The talk was very popular and I was so pleased to be able to spread the word about this most productive but sustainable type of garden.  I particularly looked at the ways that forest gardens can benefit forest schools sessions, eg by growing resources to use, but also looked at food plants and trees of particular use to schools.

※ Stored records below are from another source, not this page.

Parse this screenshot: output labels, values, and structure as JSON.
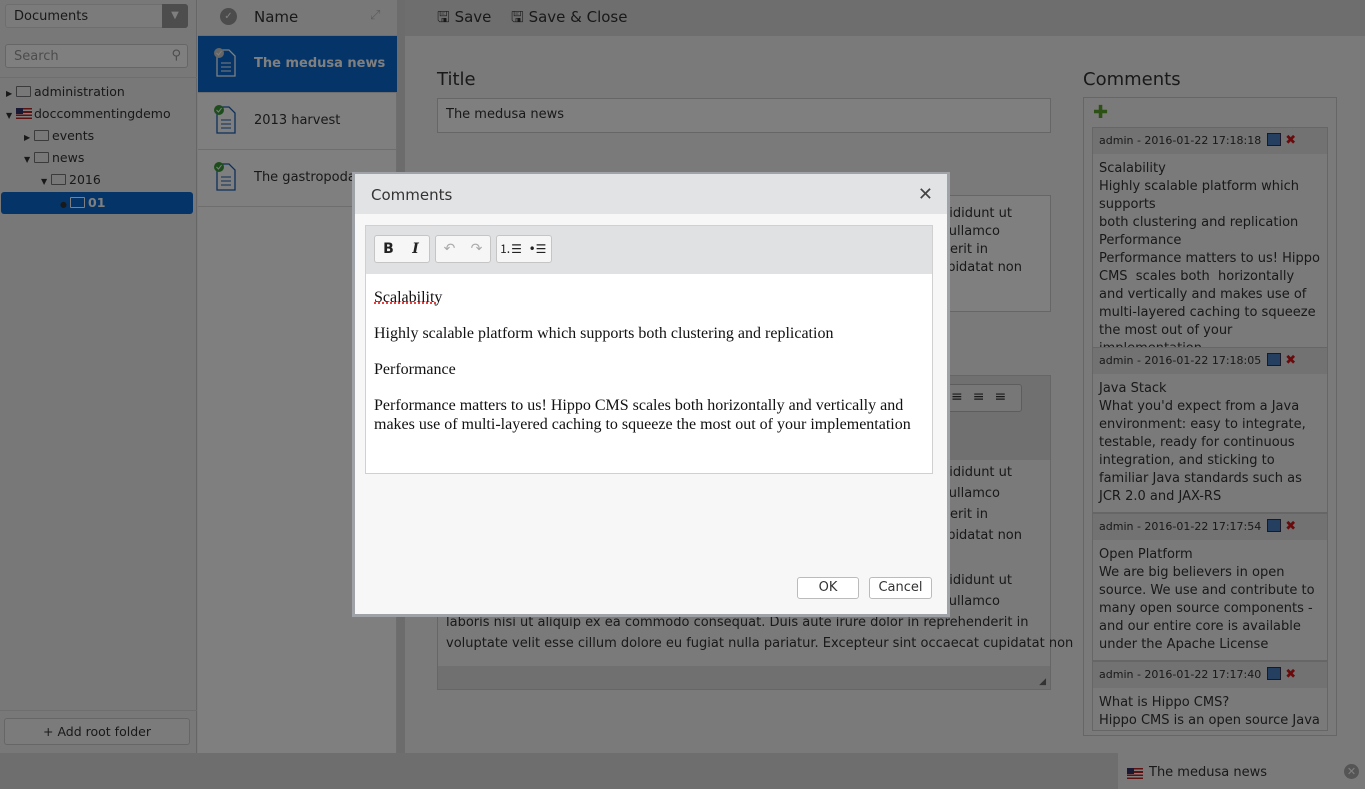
{
  "sidebar": {
    "dropdown": "Documents",
    "search_placeholder": "Search",
    "tree": [
      {
        "label": "administration",
        "state": "collapsed"
      },
      {
        "label": "doccommentingdemo",
        "state": "expanded"
      },
      {
        "label": "events",
        "state": "collapsed"
      },
      {
        "label": "news",
        "state": "expanded"
      },
      {
        "label": "2016",
        "state": "expanded"
      },
      {
        "label": "01",
        "state": "selected"
      }
    ],
    "add_root": "+ Add root folder"
  },
  "list": {
    "header": "Name",
    "items": [
      {
        "title": "The medusa news",
        "selected": true
      },
      {
        "title": "2013 harvest"
      },
      {
        "title": "The gastropoda"
      }
    ]
  },
  "toolbar": {
    "save": "Save",
    "save_close": "Save & Close"
  },
  "editor": {
    "title_label": "Title",
    "title_value": "The medusa news",
    "field1_fragments": [
      "cididunt ut",
      "ullamco",
      "derit in",
      "upidatat non"
    ],
    "field2_fragments": [
      "cididunt ut",
      "ullamco",
      "derit in",
      "upidatat non"
    ],
    "field3_fragments": [
      "cididunt ut",
      "ullamco"
    ],
    "field3_lines": [
      "laboris nisi ut aliquip ex ea commodo consequat. Duis aute irure dolor in reprehenderit in",
      "voluptate velit esse cillum dolore eu fugiat nulla pariatur. Excepteur sint occaecat cupidatat non"
    ]
  },
  "comments": {
    "heading": "Comments",
    "items": [
      {
        "meta": "admin - 2016-01-22 17:18:18",
        "body": "Scalability\nHighly scalable platform which supports\nboth clustering and replication\nPerformance\nPerformance matters to us! Hippo CMS  scales both  horizontally and vertically and makes use of  multi-layered caching to squeeze the most out of your implementation"
      },
      {
        "meta": "admin - 2016-01-22 17:18:05",
        "body": "Java Stack\nWhat you'd expect from a Java environment: easy to integrate, testable, ready for continuous integration, and sticking to familiar Java standards such as JCR 2.0 and JAX-RS"
      },
      {
        "meta": "admin - 2016-01-22 17:17:54",
        "body": "Open Platform\nWe are big believers in open source. We use and contribute to many open source components - and our entire core is available under the Apache License"
      },
      {
        "meta": "admin - 2016-01-22 17:17:40",
        "body": "What is Hippo CMS?\nHippo CMS is an open source Java"
      }
    ]
  },
  "bottom_tab": {
    "label": "The medusa news"
  },
  "modal": {
    "title": "Comments",
    "paragraphs": [
      "Scalability",
      "Highly scalable platform which supports both clustering and replication",
      "Performance",
      "Performance matters to us! Hippo CMS  scales both  horizontally and vertically and makes use of  multi-layered caching to squeeze the most out of your implementation"
    ],
    "ok": "OK",
    "cancel": "Cancel"
  },
  "colors": {
    "selection": "#0a6ad0",
    "delete": "#d2161b",
    "add": "#5aa02c"
  }
}
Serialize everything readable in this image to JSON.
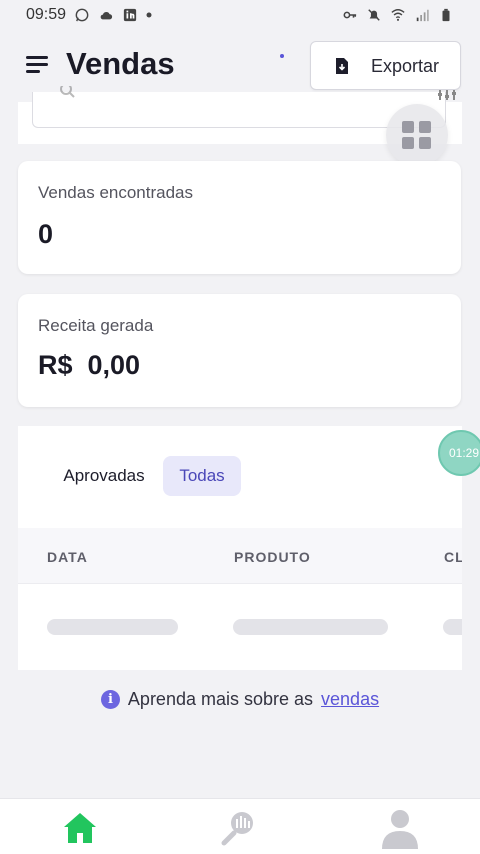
{
  "statusbar": {
    "time": "09:59"
  },
  "header": {
    "title": "Vendas",
    "export_label": "Exportar"
  },
  "cards": {
    "sales_found": {
      "label": "Vendas encontradas",
      "value": "0"
    },
    "revenue": {
      "label": "Receita gerada",
      "value": "R$  0,00"
    }
  },
  "tabs": [
    {
      "label": "Aprovadas",
      "selected": false
    },
    {
      "label": "Todas",
      "selected": true
    }
  ],
  "table": {
    "columns": [
      "DATA",
      "PRODUTO",
      "CL"
    ]
  },
  "timer": "01:29",
  "learn_more": {
    "text": "Aprenda mais sobre as",
    "link": "vendas"
  },
  "colors": {
    "accent": "#5a55d8",
    "home_active": "#22c55e",
    "tab_selected_bg": "#e8e8fa"
  },
  "icons": {
    "statusbar_left": [
      "whatsapp-icon",
      "cloud-icon",
      "linkedin-icon",
      "dot-icon"
    ],
    "statusbar_right": [
      "key-icon",
      "mute-icon",
      "wifi-icon",
      "signal-icon",
      "battery-icon"
    ],
    "nav": [
      "home-icon",
      "analytics-icon",
      "profile-icon"
    ]
  }
}
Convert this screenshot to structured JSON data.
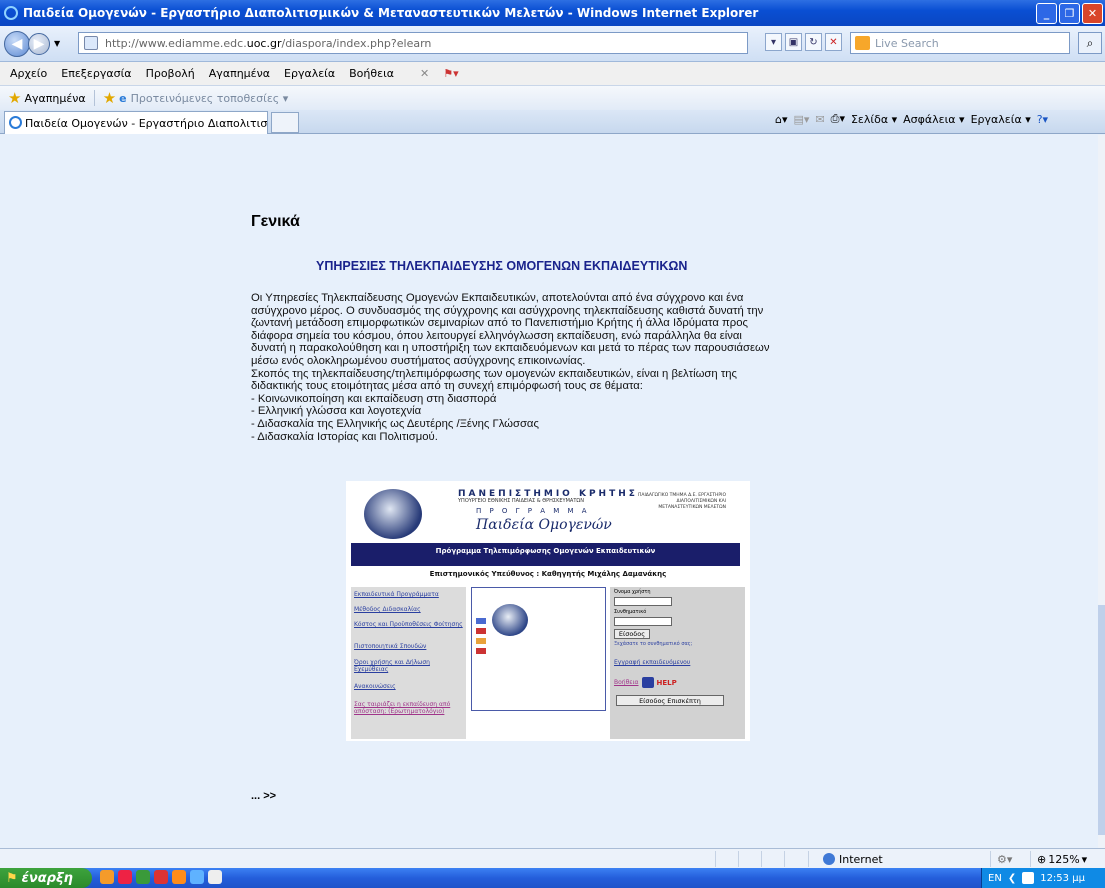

It reminded me of a visit here by a national delegation looking into carbon and woodlands two years ago, at which I took this photograph.  The photo shows some of the forest garden produce we have available and how productive woodlands can be, not just for timber but food, craft resources, medicines, herbs, bee plants, fodder, fertility and much more.  The background in the photo is much changed in the last two years, as during that time we have planted 2000 trees at the bottom of the field and dug two ponds. 

Elderflower Drizzle Cake

I made this today from a recipe in the Guardian - yummy and very seasonal.  It's very rich and would be lovely as a pudding with fruit and a dollop of cream. I love simple recipes and this is very simple, being basically a Victoria sandwich with drizzle topping - but the end result is so much more.  My cakes don't seem to be rising very well at the moment, so I added 1 tsp baking powder and 1/2 tsp bicarbonate of soda to make it lighter. 
Serves 6-8
225g butter, softened
225g caster sugar
4 large eggs
225g self raising flour, sifted
(raising agents - see above)
For the icing
Zest and juice of 1 lemon
100ml elderflower cordial
2 tbsp sugar
1 Line a loaf tin with baking parchment. Preheat the oven to 180C/350F/gas mark 4. In a large mixing bowl, cream together the butter and sugar until light and fluffy, then beat in the eggs one by one. Incorporate the flour and mix well, until smooth and creamy.
2 Turn into the prepared loaf tin and bake for 40-45 minutes, until well-risen and golden brown on top.
3 Leave to cool in the tin for 10 minutes, then prick all over with a skewer or fork.
4 Heat the elderflower cordial, lemon juice and sugar in a pan until hot, but not boiling. Drizzle over the cake, encouraging it to run into the sink holes. It should sink in and leave a crunchy crust.

Rhubarb wine

This is my favourite home-made wine as it makes a very drinkable white wine which is not too sweet, unlike many fruit wines.  Rhubarb is also usually so bountiful if you grow it yourself, and you can usually cadge some off a neighbour if you don't.   It's very easy to propagate by digging up and replanting part of the plant.  This wine was a great hit at the summer fruit evening last year and I'm glad I made 20 litres of it.

Here's my recipe:

3 pounds rhubarb
3 pounds white sugar
1 gallon hot water (doesn't have to be boiling)
wine yeast

or for a larger metric quantity:

4 kilos rhubarb
4 kilos of sugar
13.5 litres water
wine yeast.


Pick the rhubarb and then chop it up and put in the freezer in plastic bags for a few days.  This breaks down the cells and releases the juice when the wine is made.  It's an essential step so don't miss it out. 
Put the rhubarb in a primary fementor (large bucket) and cover with the sugar.  Leave for 24 hours.
Add the hot water (doesn't need to be boiling) and mix.  Then strain out the rhubarb and put the liquid back into the primary fermentor and when it is luke warm add the yeast.  Cover and leave for 3 - 4 days, then syphon the liquid into demi-johns with air locks.  Leave to ferment.  Rack it into new demi-johns after around a month as there will be a lot of sediment.
Bottle up around 6 months, and then it's best to drink after about a year.  
The two year old wine that we are drinking at the moment is also good.